Filling that information out on a mobile device took 38% longer than on desktop, leading to a drop in conversions for advertisers on mobile devices. Now, mobile is converting higher than desktop ads. And that won’t change anytime soon.
2) Video: Ads themselves are evolving. Video ads, especially short video ads, are converting. Between Q3 2012 and Q3 2014, smartphone and tablet video consumption grew 400 percent and now accounts for more than 30 percent of all online videos played, according to Ooyala’s Global Video Index.
Companies are utilizing smart, funny, creative videos to attract attention and build their brand. Whether on YouTube, Snapchat, Vine, Facebook or Instagram, video advertising will only continue to grow.

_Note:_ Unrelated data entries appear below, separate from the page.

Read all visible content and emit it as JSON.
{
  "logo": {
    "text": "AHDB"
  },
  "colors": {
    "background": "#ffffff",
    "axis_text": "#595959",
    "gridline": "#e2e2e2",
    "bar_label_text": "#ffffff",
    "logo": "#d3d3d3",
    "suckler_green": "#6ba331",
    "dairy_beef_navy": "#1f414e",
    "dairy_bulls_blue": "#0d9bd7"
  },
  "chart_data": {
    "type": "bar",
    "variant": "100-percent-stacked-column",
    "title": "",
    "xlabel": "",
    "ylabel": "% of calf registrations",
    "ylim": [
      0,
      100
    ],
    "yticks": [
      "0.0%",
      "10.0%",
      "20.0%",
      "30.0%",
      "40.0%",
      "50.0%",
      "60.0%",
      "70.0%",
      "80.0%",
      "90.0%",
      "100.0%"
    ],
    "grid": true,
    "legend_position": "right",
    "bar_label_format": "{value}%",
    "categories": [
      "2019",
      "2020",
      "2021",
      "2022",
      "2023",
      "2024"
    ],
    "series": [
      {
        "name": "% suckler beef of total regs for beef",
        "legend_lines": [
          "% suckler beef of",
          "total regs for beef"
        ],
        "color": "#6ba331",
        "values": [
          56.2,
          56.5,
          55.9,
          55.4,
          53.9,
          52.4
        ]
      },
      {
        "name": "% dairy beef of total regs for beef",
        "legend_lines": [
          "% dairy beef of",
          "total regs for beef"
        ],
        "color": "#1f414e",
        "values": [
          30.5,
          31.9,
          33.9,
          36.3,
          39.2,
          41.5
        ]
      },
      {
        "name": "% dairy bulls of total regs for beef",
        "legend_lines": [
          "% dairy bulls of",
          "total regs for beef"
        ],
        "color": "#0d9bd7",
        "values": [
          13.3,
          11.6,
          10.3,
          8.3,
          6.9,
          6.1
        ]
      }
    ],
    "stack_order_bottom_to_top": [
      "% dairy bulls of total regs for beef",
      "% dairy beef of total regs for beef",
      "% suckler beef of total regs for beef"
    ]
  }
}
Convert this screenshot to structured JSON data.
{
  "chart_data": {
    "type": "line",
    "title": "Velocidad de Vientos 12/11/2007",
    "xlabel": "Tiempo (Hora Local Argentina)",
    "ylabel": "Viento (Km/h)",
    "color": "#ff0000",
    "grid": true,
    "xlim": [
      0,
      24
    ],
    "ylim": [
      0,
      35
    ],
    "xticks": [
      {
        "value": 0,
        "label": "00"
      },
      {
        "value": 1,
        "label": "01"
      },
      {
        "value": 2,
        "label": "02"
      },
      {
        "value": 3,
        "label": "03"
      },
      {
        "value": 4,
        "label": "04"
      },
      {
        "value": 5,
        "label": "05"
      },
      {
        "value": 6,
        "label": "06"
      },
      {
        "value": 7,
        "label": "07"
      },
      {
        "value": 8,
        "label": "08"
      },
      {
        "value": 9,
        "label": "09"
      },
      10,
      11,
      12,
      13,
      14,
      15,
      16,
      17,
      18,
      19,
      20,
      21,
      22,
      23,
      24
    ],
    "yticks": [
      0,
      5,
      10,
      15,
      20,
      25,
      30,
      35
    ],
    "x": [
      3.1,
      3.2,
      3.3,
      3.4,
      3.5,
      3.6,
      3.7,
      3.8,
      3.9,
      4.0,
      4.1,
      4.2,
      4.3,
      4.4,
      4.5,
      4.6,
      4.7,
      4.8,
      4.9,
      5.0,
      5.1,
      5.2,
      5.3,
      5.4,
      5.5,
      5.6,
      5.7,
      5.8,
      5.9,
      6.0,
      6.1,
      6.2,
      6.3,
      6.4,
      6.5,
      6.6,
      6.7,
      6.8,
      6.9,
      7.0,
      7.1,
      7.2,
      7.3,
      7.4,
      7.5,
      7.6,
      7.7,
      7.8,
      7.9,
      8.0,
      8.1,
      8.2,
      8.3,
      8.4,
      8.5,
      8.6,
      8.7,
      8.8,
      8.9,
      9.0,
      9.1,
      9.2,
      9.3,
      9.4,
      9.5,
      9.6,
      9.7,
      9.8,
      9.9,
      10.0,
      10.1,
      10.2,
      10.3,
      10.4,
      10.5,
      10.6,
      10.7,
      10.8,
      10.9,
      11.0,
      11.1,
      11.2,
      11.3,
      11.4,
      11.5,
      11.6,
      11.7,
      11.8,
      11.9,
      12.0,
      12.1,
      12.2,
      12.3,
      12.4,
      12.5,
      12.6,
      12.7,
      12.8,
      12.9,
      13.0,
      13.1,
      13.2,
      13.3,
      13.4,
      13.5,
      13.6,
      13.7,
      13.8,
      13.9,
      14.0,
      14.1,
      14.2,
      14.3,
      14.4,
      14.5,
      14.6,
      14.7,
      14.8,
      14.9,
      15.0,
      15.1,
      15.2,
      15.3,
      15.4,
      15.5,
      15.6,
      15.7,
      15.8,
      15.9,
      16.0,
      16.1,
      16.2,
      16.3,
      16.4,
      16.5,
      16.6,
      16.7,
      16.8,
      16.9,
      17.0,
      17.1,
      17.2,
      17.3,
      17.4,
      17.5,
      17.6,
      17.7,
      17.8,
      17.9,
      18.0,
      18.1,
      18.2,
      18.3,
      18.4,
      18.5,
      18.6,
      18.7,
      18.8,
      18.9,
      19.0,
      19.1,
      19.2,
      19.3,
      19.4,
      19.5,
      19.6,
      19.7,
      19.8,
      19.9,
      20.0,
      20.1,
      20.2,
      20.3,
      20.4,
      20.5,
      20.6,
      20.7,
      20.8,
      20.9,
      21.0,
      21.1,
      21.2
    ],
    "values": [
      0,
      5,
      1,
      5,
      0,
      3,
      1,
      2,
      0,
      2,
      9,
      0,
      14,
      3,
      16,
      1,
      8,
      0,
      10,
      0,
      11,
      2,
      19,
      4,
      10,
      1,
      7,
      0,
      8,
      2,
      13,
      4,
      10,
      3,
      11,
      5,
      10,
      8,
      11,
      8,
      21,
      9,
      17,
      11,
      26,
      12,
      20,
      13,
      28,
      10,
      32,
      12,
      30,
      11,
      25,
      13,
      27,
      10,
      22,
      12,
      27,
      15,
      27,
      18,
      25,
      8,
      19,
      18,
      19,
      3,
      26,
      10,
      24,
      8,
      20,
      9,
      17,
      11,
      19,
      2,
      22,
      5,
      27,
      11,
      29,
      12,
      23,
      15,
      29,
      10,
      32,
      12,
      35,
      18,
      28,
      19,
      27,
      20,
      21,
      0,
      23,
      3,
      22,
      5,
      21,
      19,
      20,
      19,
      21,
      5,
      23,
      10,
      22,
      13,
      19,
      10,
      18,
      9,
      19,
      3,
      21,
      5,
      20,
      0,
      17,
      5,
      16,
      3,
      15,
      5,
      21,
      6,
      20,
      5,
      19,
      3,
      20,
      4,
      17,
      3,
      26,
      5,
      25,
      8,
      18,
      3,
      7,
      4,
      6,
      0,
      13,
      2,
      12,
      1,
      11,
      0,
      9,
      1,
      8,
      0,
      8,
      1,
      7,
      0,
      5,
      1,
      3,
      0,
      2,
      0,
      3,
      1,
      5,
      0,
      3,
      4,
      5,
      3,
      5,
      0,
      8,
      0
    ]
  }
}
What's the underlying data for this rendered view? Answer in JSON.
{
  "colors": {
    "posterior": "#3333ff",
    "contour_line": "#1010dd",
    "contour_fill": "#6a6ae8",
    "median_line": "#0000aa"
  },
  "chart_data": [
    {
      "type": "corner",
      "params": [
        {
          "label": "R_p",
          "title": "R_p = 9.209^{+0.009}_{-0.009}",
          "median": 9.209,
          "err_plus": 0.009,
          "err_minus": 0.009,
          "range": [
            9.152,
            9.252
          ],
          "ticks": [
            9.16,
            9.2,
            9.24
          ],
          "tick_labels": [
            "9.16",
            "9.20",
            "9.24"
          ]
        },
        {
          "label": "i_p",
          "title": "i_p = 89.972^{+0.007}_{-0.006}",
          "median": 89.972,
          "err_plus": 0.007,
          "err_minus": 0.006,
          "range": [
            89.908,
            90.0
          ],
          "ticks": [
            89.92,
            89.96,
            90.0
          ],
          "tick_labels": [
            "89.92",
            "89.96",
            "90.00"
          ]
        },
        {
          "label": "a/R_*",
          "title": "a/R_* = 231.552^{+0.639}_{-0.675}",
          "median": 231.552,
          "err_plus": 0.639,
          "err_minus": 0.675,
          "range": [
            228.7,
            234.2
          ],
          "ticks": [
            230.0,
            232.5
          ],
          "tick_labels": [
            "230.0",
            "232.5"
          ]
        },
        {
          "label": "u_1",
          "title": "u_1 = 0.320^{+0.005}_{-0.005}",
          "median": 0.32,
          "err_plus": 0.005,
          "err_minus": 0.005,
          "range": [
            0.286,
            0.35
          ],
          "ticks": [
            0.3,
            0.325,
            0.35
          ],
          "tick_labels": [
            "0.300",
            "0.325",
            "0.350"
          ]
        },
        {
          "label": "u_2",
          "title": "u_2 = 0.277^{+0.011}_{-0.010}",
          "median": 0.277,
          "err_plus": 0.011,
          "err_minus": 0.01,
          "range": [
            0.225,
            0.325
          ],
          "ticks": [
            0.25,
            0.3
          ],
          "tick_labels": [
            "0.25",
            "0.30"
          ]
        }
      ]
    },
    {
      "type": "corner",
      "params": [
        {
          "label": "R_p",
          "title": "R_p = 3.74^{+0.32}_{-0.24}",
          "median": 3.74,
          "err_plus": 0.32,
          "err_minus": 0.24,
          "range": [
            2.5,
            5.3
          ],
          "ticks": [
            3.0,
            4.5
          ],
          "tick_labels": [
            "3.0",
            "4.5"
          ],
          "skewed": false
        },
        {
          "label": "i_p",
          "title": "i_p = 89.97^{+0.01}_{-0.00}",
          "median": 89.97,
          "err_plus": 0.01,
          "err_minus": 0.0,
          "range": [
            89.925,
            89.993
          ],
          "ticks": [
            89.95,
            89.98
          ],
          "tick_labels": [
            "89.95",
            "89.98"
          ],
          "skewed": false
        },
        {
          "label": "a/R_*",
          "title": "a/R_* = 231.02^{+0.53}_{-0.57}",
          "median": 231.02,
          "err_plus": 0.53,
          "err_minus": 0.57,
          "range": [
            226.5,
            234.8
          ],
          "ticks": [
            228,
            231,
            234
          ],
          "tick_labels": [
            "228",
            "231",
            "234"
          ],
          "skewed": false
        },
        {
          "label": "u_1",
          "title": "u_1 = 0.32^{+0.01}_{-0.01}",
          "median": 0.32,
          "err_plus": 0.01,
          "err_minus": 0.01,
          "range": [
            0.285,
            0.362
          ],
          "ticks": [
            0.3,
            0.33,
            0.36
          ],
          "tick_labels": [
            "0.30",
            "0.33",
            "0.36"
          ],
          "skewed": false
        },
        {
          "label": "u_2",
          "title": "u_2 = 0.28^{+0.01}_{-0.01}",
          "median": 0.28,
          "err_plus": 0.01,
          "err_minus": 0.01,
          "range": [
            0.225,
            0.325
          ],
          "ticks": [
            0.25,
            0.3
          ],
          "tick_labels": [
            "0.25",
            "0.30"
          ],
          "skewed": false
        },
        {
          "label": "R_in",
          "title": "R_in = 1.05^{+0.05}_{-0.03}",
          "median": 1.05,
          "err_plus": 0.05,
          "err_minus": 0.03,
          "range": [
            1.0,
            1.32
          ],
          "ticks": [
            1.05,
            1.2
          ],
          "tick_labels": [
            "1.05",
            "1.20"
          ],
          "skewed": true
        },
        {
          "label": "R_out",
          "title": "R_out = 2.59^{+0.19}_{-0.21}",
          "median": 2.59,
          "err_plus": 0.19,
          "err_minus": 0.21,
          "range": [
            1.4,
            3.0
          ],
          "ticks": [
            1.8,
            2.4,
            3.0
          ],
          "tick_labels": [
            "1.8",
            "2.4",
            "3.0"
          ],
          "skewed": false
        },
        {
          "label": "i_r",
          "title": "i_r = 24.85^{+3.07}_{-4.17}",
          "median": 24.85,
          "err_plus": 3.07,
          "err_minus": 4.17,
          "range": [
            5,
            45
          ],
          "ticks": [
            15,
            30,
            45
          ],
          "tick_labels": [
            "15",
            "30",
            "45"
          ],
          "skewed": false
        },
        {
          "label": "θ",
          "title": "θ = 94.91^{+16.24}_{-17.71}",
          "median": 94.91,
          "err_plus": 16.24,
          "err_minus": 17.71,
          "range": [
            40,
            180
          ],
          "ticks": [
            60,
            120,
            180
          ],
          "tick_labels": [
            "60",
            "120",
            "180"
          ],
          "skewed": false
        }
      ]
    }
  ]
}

3) Native Advertising: Users don’t like to be “sold to”. When an ad is blatantly advertising, it can be a turnoff.
“SuperMegaAwesome Sprinkles are now 40% More SuperMegaAwesome-y!”
You get the picture.
Think of Native advertising as a “sponsored post”. A brand promotes a story, status, tweet, blog post, or video they created for the social property the user is visiting. For example, sharing a 140 character tweet won’t do you much good on Instagram, but promoting it on Twitter.can be useful. Facebook has really mastered the art of the sponsored post, using tight advertising regulations to make users feel more connected to ads they’re seeing. Which is why these ads get users to take action so much more frequently.
While the future of digital advertising is a conversation that can go on for days, these three trends are more than just trends. They’re foundations for advertisers to build on. The average person spends about 6 hours a day online, of which about 2 of those hours are spent on social networks. Advertisers will find us where we spend the most time. And they’ll be very sneaky in how they do it. Having brought in $5.6 billion in Q1 of 2016 alone, Facebook is still king in the social media space. Look for FB to lead the way there.
Do you think shareholders like the changes? It sure seems so.